A diferencia de otros estilos de yoga, el Viniyoga implica sostener la postura durante algunos segundos, razón por la cual no la práctica es más compleja que dinámica. En Viniyoga la realización de posturas consiste en repetir y quedarse.
Viniyoga, posturas tradicionales y complejas
Tadasana – postura de la montaña: Tadasana significa montaña, por eso el nombre de esta postura en castellano. Durante esta postura el cuerpo se encuentra erguido como una montaña y los pies están firmes contra el suelo. No es una asana difícil, pero requiere de mucha tensión muscular para su correcta ejecución. Debe sostenerse durante 30 segundos y requiere, por ejemplo, presionar el suelo hacia abajo con dedos de los pies separados y levantados, repartir el peso del cuerpo en ambos pies y presionar también el piso con los talones, entre otras acciones.

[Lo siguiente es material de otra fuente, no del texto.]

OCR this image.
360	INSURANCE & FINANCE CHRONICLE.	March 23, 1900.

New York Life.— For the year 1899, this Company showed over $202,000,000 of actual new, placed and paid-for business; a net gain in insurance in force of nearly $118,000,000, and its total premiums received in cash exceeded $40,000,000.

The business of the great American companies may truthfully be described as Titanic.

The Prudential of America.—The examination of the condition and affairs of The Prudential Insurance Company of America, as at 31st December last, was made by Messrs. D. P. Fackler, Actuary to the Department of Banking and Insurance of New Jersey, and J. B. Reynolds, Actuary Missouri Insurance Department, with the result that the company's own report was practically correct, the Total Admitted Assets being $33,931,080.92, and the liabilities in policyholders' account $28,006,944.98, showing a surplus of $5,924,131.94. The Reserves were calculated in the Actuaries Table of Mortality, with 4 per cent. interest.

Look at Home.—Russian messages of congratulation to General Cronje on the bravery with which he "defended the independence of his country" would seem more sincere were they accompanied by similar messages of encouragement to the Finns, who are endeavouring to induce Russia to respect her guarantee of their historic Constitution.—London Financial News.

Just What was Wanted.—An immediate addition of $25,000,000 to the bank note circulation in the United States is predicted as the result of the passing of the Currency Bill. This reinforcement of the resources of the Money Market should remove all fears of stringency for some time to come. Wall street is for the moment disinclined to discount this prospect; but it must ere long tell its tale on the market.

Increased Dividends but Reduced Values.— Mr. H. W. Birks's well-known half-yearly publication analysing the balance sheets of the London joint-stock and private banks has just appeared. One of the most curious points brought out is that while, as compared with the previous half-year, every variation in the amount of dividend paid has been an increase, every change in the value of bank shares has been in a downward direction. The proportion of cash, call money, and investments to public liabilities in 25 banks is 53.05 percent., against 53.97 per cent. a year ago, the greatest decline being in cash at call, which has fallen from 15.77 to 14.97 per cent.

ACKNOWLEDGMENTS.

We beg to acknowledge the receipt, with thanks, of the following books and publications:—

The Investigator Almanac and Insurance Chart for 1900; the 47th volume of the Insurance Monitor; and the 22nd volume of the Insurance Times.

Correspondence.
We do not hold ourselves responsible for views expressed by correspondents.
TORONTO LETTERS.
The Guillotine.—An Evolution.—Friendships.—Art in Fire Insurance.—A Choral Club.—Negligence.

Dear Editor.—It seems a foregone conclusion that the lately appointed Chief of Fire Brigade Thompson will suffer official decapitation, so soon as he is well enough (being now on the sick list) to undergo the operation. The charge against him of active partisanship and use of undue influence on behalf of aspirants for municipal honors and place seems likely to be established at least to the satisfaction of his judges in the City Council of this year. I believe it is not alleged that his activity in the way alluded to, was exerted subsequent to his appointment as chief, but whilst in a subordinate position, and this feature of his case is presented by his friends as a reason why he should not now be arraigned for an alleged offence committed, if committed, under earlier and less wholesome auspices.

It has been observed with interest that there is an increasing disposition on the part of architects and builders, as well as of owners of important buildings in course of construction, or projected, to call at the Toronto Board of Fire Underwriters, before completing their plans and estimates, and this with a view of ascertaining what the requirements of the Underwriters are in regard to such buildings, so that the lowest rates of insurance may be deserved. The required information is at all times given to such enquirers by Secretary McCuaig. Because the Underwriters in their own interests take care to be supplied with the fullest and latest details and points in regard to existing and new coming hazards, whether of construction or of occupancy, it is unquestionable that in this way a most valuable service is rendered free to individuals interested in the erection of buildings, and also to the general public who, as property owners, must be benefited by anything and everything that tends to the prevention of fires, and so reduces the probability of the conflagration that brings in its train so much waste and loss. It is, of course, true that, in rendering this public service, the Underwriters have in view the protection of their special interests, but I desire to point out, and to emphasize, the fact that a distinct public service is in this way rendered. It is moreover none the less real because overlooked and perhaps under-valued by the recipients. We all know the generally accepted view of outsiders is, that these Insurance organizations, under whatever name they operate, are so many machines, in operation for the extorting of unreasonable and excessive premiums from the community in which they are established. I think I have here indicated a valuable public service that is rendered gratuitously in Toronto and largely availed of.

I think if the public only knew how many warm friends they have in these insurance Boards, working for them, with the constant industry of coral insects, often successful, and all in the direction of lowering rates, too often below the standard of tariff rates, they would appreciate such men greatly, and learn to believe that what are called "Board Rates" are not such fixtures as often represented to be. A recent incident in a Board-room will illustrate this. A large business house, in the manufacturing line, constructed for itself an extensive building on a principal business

Setu Bandha – postura del puente: Las piernas, caderas y espalda están elevadas para hacer la forma de un puente, mientras los pies presionan el sueño y las manos abrazan los tobillos, si se puede. Esta asana debe realizarse con mucho cuidado para evitar lastimar la columna vertebral. Entre sus beneficios resalta que estira el cuello y el pecho, estimula la tiroides, los órganos del abdomen y los pulmones. Ayuda a calmar la mente, elimina el estrés y combate la ansiedad.
Virabhadrasana – postura del guerrero: es una de las posturas más emblemáticas del yoga tradicional, pues suele usarse con calentamiento antes de las asanas más complejas. Se trata de un estiramiento muy potente que ayuda a aumentar la autoestima, mitigar el estrés, ofrecer sensación de bienestar, centrar la mente, fortalecer las piernas y expandir el pecho. Lo ideal es sostener la postura del guerrero durante 30 segundos, pero en yoga suele ser una asana que se puede usar más de una vez. Si sufres del corazón o de la presión arterial coméntale a tu maestro yogui antes de hacer esta postura.